Prédécesseur du cinéma des années 1830 — disque rotatif avec fentes crée l'illusion de mouvement par effet stroboscopique. Prouve que l'œil perçoit les images comme continuité.
Le disque rotatif avec des fentes et des images — développé dans les années 1830 — fut la première preuve pratique que notre œil perçoit des images individuelles comme un mouvement fluide lorsqu'elles se succèdent assez rapidement. Ce n'était pas le disque lui-même qui était l'innovation, mais la perception stroboscopique qui se cachait derrière. Quiconque expérimentait avec cet appareil tenait pour la première fois entre ses mains ce qui rendrait plus tard le cinéma entier possible : l'illusion du continuum.
Concrètement, cela fonctionnait ainsi : un disque comportant environ 16 à 32 images individuelles, disposées en cercle, tournait devant les yeux du spectateur.
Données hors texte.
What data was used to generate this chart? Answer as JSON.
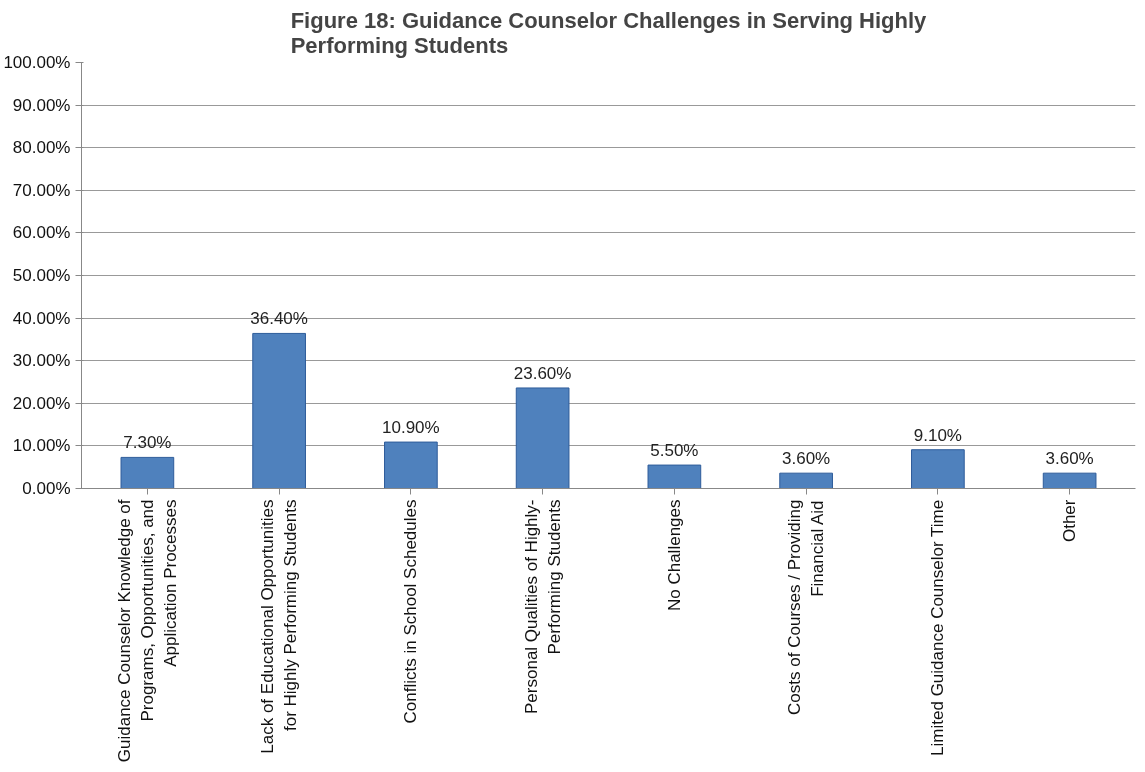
{
  "chart_data": {
    "type": "bar",
    "title": "Figure 18: Guidance Counselor Challenges in Serving Highly Performing Students",
    "categories": [
      "Guidance Counselor Knowledge of Programs, Opportunities, and Application Processes",
      "Lack of Educational Opportunities for Highly Performing Students",
      "Conflicts in School Schedules",
      "Personal Qualities of Highly-Performing Students",
      "No Challenges",
      "Costs of Courses / Providing Financial Aid",
      "Limited Guidance Counselor Time",
      "Other"
    ],
    "values": [
      7.3,
      36.4,
      10.9,
      23.6,
      5.5,
      3.6,
      9.1,
      3.6
    ],
    "value_labels": [
      "7.30%",
      "36.40%",
      "10.90%",
      "23.60%",
      "5.50%",
      "3.60%",
      "9.10%",
      "3.60%"
    ],
    "color": "#4f81bd",
    "ylim": [
      0,
      100
    ],
    "yticks": [
      {
        "value": 0,
        "label": "0.00%"
      },
      {
        "value": 10,
        "label": "10.00%"
      },
      {
        "value": 20,
        "label": "20.00%"
      },
      {
        "value": 30,
        "label": "30.00%"
      },
      {
        "value": 40,
        "label": "40.00%"
      },
      {
        "value": 50,
        "label": "50.00%"
      },
      {
        "value": 60,
        "label": "60.00%"
      },
      {
        "value": 70,
        "label": "70.00%"
      },
      {
        "value": 80,
        "label": "80.00%"
      },
      {
        "value": 90,
        "label": "90.00%"
      },
      {
        "value": 100,
        "label": "100.00%"
      }
    ],
    "grid": "y"
  }
}
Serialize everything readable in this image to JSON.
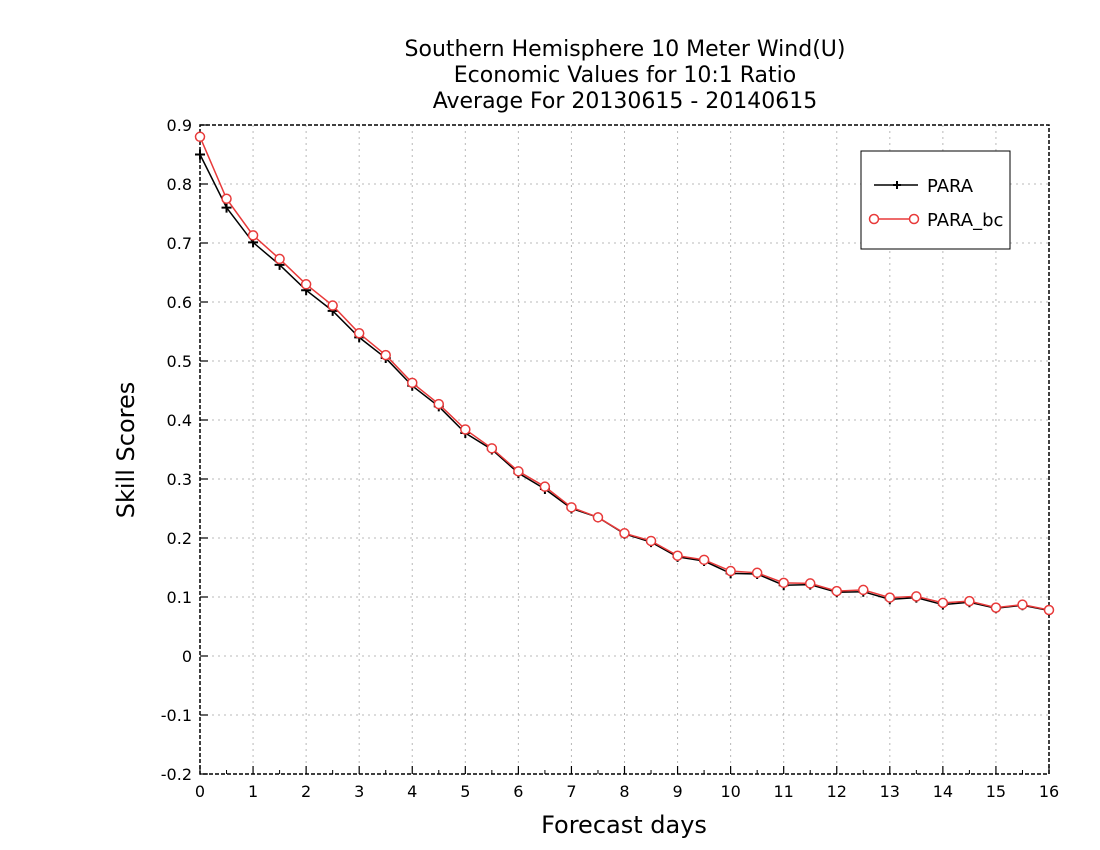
{
  "chart_data": {
    "type": "line",
    "title": [
      "Southern Hemisphere 10 Meter Wind(U)",
      "Economic Values for 10:1 Ratio",
      "Average For 20130615 - 20140615"
    ],
    "xlabel": "Forecast days",
    "ylabel": "Skill Scores",
    "xlim": [
      0,
      16
    ],
    "ylim": [
      -0.2,
      0.9
    ],
    "x_ticks": [
      0,
      1,
      2,
      3,
      4,
      5,
      6,
      7,
      8,
      9,
      10,
      11,
      12,
      13,
      14,
      15,
      16
    ],
    "y_ticks": [
      -0.2,
      -0.1,
      0,
      0.1,
      0.2,
      0.3,
      0.4,
      0.5,
      0.6,
      0.7,
      0.8,
      0.9
    ],
    "y_tick_labels": [
      "-0.2",
      "-0.1",
      "0",
      "0.1",
      "0.2",
      "0.3",
      "0.4",
      "0.5",
      "0.6",
      "0.7",
      "0.8",
      "0.9"
    ],
    "grid": true,
    "legend_position": "top-right",
    "x": [
      0,
      0.5,
      1,
      1.5,
      2,
      2.5,
      3,
      3.5,
      4,
      4.5,
      5,
      5.5,
      6,
      6.5,
      7,
      7.5,
      8,
      8.5,
      9,
      9.5,
      10,
      10.5,
      11,
      11.5,
      12,
      12.5,
      13,
      13.5,
      14,
      14.5,
      15,
      15.5,
      16
    ],
    "series": [
      {
        "name": "PARA",
        "color": "#000000",
        "marker": "plus",
        "values": [
          0.85,
          0.76,
          0.701,
          0.663,
          0.62,
          0.585,
          0.54,
          0.505,
          0.458,
          0.423,
          0.378,
          0.35,
          0.31,
          0.283,
          0.25,
          0.235,
          0.207,
          0.193,
          0.168,
          0.161,
          0.14,
          0.139,
          0.12,
          0.121,
          0.108,
          0.109,
          0.096,
          0.099,
          0.087,
          0.091,
          0.081,
          0.086,
          0.077
        ]
      },
      {
        "name": "PARA_bc",
        "color": "#ff0000",
        "marker": "circle",
        "values": [
          0.88,
          0.775,
          0.713,
          0.673,
          0.63,
          0.594,
          0.547,
          0.51,
          0.463,
          0.427,
          0.384,
          0.352,
          0.313,
          0.287,
          0.252,
          0.235,
          0.208,
          0.195,
          0.17,
          0.163,
          0.144,
          0.141,
          0.124,
          0.123,
          0.11,
          0.112,
          0.099,
          0.101,
          0.09,
          0.093,
          0.082,
          0.087,
          0.078
        ]
      }
    ]
  }
}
Des fentes radiales étaient découpées dans le disque — positionnées précisément de manière à passer brièvement devant une image à chaque rotation. L'œil voyait une image pendant un instant à travers la fente, puis du noir, puis l'image suivante, à nouveau du noir. Cette alternance rythmique, synchronisée avec la rotation, créait l'illusion d'un mouvement continu. Le spectateur tenait le disque devant une source de lumière ou un miroir et le faisait tourner lui-même — une expérience directe et physique de ce que nous appelons aujourd'hui la persistance rétinienne.
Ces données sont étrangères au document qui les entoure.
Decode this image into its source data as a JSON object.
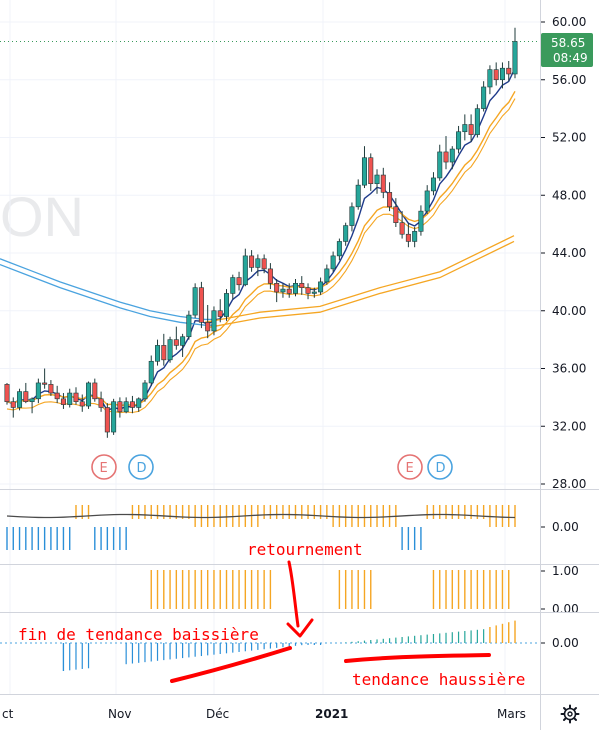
{
  "watermark": "ON",
  "chart_data": {
    "type": "candlestick",
    "price_axis": {
      "ticks": [
        "60.00",
        "56.00",
        "52.00",
        "48.00",
        "44.00",
        "40.00",
        "36.00",
        "32.00",
        "28.00"
      ],
      "ylim": [
        27.4,
        61.4
      ]
    },
    "time_axis": {
      "labels": [
        "ct",
        "Nov",
        "Déc",
        "2021",
        "Mars"
      ]
    },
    "last_price": {
      "value": "58.65",
      "countdown": "08:49"
    },
    "candles_ohlc": [
      [
        34.9,
        35.0,
        33.5,
        33.7
      ],
      [
        33.7,
        34.0,
        32.6,
        33.3
      ],
      [
        33.3,
        34.6,
        33.1,
        34.4
      ],
      [
        34.4,
        35.0,
        33.6,
        33.7
      ],
      [
        33.7,
        34.0,
        32.9,
        33.9
      ],
      [
        33.9,
        35.3,
        33.6,
        35.0
      ],
      [
        35.0,
        36.0,
        34.6,
        34.9
      ],
      [
        34.9,
        35.2,
        34.1,
        34.3
      ],
      [
        34.3,
        34.8,
        33.6,
        33.9
      ],
      [
        33.9,
        34.3,
        33.2,
        33.5
      ],
      [
        33.5,
        34.6,
        33.3,
        34.3
      ],
      [
        34.3,
        34.7,
        33.5,
        33.7
      ],
      [
        33.7,
        34.2,
        33.0,
        33.4
      ],
      [
        33.4,
        35.1,
        33.2,
        35.0
      ],
      [
        35.0,
        35.3,
        33.7,
        33.9
      ],
      [
        33.9,
        34.4,
        33.0,
        33.3
      ],
      [
        33.3,
        33.6,
        31.2,
        31.6
      ],
      [
        31.6,
        33.9,
        31.4,
        33.7
      ],
      [
        33.7,
        34.0,
        32.6,
        33.0
      ],
      [
        33.0,
        34.0,
        32.9,
        33.7
      ],
      [
        33.7,
        34.1,
        32.9,
        33.3
      ],
      [
        33.3,
        34.0,
        33.0,
        33.9
      ],
      [
        33.9,
        35.2,
        33.7,
        35.0
      ],
      [
        35.0,
        36.9,
        34.8,
        36.5
      ],
      [
        36.5,
        38.0,
        36.2,
        37.6
      ],
      [
        37.6,
        38.4,
        36.2,
        36.6
      ],
      [
        36.6,
        38.2,
        36.4,
        38.0
      ],
      [
        38.0,
        38.9,
        37.3,
        37.6
      ],
      [
        37.6,
        38.4,
        36.8,
        38.2
      ],
      [
        38.2,
        40.0,
        38.0,
        39.7
      ],
      [
        39.7,
        41.9,
        39.5,
        41.6
      ],
      [
        41.6,
        42.0,
        38.8,
        39.2
      ],
      [
        39.2,
        40.4,
        38.1,
        38.6
      ],
      [
        38.6,
        40.3,
        38.3,
        40.0
      ],
      [
        40.0,
        40.8,
        39.2,
        39.6
      ],
      [
        39.6,
        41.5,
        39.3,
        41.2
      ],
      [
        41.2,
        42.5,
        40.8,
        42.3
      ],
      [
        42.3,
        42.7,
        41.4,
        41.8
      ],
      [
        41.8,
        44.3,
        41.7,
        43.8
      ],
      [
        43.8,
        44.2,
        42.7,
        43.0
      ],
      [
        43.0,
        43.9,
        42.4,
        43.6
      ],
      [
        43.6,
        43.9,
        42.6,
        42.9
      ],
      [
        42.9,
        43.3,
        41.5,
        41.9
      ],
      [
        41.9,
        42.2,
        40.6,
        41.3
      ],
      [
        41.3,
        41.9,
        40.9,
        41.5
      ],
      [
        41.5,
        41.9,
        40.9,
        41.2
      ],
      [
        41.2,
        42.2,
        41.0,
        41.9
      ],
      [
        41.9,
        42.4,
        41.1,
        41.6
      ],
      [
        41.6,
        41.9,
        40.8,
        41.2
      ],
      [
        41.2,
        41.6,
        40.9,
        41.3
      ],
      [
        41.3,
        42.3,
        41.1,
        42.0
      ],
      [
        42.0,
        43.2,
        41.8,
        42.9
      ],
      [
        42.9,
        44.1,
        42.7,
        43.8
      ],
      [
        43.8,
        45.0,
        43.5,
        44.8
      ],
      [
        44.8,
        46.1,
        44.5,
        45.9
      ],
      [
        45.9,
        47.5,
        45.5,
        47.2
      ],
      [
        47.2,
        49.1,
        47.0,
        48.7
      ],
      [
        48.7,
        51.4,
        48.5,
        50.6
      ],
      [
        50.6,
        50.9,
        48.3,
        48.8
      ],
      [
        48.8,
        49.8,
        48.1,
        49.4
      ],
      [
        49.4,
        49.9,
        47.8,
        48.2
      ],
      [
        48.2,
        48.9,
        46.9,
        47.2
      ],
      [
        47.2,
        47.8,
        45.8,
        46.1
      ],
      [
        46.1,
        46.9,
        45.0,
        45.3
      ],
      [
        45.3,
        46.1,
        44.4,
        44.8
      ],
      [
        44.8,
        45.8,
        44.4,
        45.5
      ],
      [
        45.5,
        47.3,
        45.2,
        46.9
      ],
      [
        46.9,
        48.7,
        46.7,
        48.3
      ],
      [
        48.3,
        49.6,
        48.0,
        49.2
      ],
      [
        49.2,
        51.5,
        49.0,
        51.0
      ],
      [
        51.0,
        52.1,
        49.8,
        50.3
      ],
      [
        50.3,
        51.4,
        49.8,
        51.2
      ],
      [
        51.2,
        52.8,
        50.9,
        52.4
      ],
      [
        52.4,
        53.6,
        51.8,
        52.9
      ],
      [
        52.9,
        53.6,
        51.7,
        52.2
      ],
      [
        52.2,
        54.3,
        52.0,
        54.0
      ],
      [
        54.0,
        55.9,
        53.8,
        55.5
      ],
      [
        55.5,
        57.0,
        55.0,
        56.7
      ],
      [
        56.7,
        57.2,
        55.6,
        56.0
      ],
      [
        56.0,
        57.2,
        55.4,
        56.8
      ],
      [
        56.8,
        57.3,
        55.9,
        56.4
      ],
      [
        56.4,
        59.6,
        56.1,
        58.65
      ]
    ],
    "event_markers": [
      {
        "label": "E"
      },
      {
        "label": "D"
      },
      {
        "label": "E"
      },
      {
        "label": "D"
      }
    ],
    "indicator_panes": [
      {
        "ticks": [
          "0.00"
        ]
      },
      {
        "ticks": [
          "1.00",
          "0.00"
        ]
      },
      {
        "ticks": [
          "0.00"
        ]
      }
    ],
    "colors": {
      "up": "#26a69a",
      "down": "#ef5350",
      "candle_body_dark": "#1f3b3b",
      "ema_fast": "#1e3a8a",
      "ema_slow": "#f5a623",
      "ema_long": "#4aa3df",
      "histogram_up": "#f5a623",
      "histogram_down": "#2a8fd8",
      "slope_up": "#26a69a",
      "annotation": "#ff0000",
      "price_tag": "#3a9a5c"
    },
    "annotations": {
      "reversal": "retournement",
      "downtrend_end": "fin de tendance baissière",
      "uptrend": "tendance haussière"
    }
  }
}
Pour les cinéastes, le phénakistiscope est resté un outil de réflexion. Il montre radicalement que le mouvement est une construction. Entre 12 et 16 images par seconde, l'œil humain cesse de percevoir les images individuelles comme telles — elles fusionnent en une continuité fictive. Ce n'est pas une propriété de la réalité, mais de la perception humaine. Chaque fois que nous choisissons la fréquence d'images sur le plateau, ajustons l'angle de l'obturateur ou expérimentons avec la vitesse au montage, nous travaillons avec ce principe même que le phénakistiscope a rendu tangible pour la première fois. Le disque était maladroit, mécanique, limité — mais il était honnête. Il ne cachait pas que le mouvement est construit. Il le montrait. C'est pourquoi il appartient à toute histoire du cinéma, même si personne ne tourne plus avec aujourd'hui.